Aim: Little is known about the biomechanical behavior of disocclusion patterns in implant-supported prostheses. Thus, the aim of the present study was to analyze the stresses generated at bone-implant interface during different patterns of disocclusion in an implant-supported lower complete denture without free distal ends using the three-dimensional (3-D) finite element method.

Study Design: Finite element method.

Methods: A 3-D model of a complete denture supported by five inter-foraminal implants and two distal was developed (CAE software Abaqus). A canine guide disocclusion (CG) was simulated applying a nodal load of 15 N at an angle of 45° on the canine tooth prosthesis, while to a bilateral balanced occlusion (BBO) a similar load pattern was applied at four distinct points, bilaterally.
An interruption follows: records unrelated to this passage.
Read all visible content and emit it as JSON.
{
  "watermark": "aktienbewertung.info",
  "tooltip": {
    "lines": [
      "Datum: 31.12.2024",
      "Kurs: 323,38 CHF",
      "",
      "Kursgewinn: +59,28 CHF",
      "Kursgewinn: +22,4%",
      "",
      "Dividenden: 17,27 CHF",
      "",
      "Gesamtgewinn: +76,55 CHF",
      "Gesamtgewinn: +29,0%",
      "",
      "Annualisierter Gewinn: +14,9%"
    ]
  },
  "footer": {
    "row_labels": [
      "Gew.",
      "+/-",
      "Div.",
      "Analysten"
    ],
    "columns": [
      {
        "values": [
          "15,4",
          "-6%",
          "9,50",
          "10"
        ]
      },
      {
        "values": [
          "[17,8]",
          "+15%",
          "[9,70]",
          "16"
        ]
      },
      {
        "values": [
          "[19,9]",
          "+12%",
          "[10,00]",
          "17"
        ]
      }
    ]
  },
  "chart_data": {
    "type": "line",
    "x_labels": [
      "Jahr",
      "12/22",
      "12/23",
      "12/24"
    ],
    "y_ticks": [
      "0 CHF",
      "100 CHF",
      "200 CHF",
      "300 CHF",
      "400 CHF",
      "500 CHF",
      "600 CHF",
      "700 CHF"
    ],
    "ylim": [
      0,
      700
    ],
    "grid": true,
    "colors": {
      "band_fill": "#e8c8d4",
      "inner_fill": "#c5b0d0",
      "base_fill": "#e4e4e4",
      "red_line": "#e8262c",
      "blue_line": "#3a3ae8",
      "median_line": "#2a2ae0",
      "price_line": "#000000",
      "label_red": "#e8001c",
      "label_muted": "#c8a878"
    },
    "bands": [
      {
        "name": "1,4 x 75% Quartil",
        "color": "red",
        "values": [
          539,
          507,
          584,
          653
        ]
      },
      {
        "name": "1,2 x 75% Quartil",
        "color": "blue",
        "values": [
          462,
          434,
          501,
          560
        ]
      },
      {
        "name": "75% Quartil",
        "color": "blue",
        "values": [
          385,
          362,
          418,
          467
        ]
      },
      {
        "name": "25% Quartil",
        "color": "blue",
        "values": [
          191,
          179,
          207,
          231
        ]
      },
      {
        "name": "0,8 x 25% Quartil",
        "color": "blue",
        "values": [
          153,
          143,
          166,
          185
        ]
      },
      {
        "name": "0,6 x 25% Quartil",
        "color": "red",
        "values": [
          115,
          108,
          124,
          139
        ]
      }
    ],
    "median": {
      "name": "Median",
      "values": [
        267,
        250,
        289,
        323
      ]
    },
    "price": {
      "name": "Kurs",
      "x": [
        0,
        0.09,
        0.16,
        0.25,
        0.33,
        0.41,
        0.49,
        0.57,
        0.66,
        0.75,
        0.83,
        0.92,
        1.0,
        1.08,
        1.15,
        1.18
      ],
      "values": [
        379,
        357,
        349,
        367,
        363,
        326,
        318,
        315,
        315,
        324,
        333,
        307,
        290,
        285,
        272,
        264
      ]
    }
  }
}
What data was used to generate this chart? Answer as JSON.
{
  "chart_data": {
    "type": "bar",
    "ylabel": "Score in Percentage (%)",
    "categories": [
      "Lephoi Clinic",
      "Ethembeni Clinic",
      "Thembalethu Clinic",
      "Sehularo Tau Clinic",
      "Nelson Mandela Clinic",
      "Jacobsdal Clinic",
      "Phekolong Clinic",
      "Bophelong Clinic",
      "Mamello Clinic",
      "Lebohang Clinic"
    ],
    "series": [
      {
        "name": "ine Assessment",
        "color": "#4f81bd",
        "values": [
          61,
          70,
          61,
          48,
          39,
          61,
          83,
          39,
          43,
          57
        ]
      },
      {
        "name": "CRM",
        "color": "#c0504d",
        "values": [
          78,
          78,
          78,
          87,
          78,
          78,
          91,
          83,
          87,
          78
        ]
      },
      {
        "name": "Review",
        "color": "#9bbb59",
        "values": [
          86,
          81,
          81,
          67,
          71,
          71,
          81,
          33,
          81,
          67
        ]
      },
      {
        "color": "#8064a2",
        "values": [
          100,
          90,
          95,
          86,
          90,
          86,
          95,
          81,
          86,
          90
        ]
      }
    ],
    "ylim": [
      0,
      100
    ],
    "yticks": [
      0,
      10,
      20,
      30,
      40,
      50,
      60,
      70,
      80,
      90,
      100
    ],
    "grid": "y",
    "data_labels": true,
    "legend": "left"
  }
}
Linear elastic static analysis was used to compare the magnitude of maximum and minimum principal stresses at bone-implant interface for each simulation.

Results: The disocclusion pattern generated during CG exhibited a greater stress concentration at the bone-implant interface of the distal implant on the working side. BBO showed a more homogeneous stress distribution pattern at the bone-implant interface of the two distal implants. Anterior implants showed lower stress concentration.

Conclusions: Bilateral balanced occlusion (BBO) resulted in a more favorable stress distribution in this complete implant-supported prosthesis model.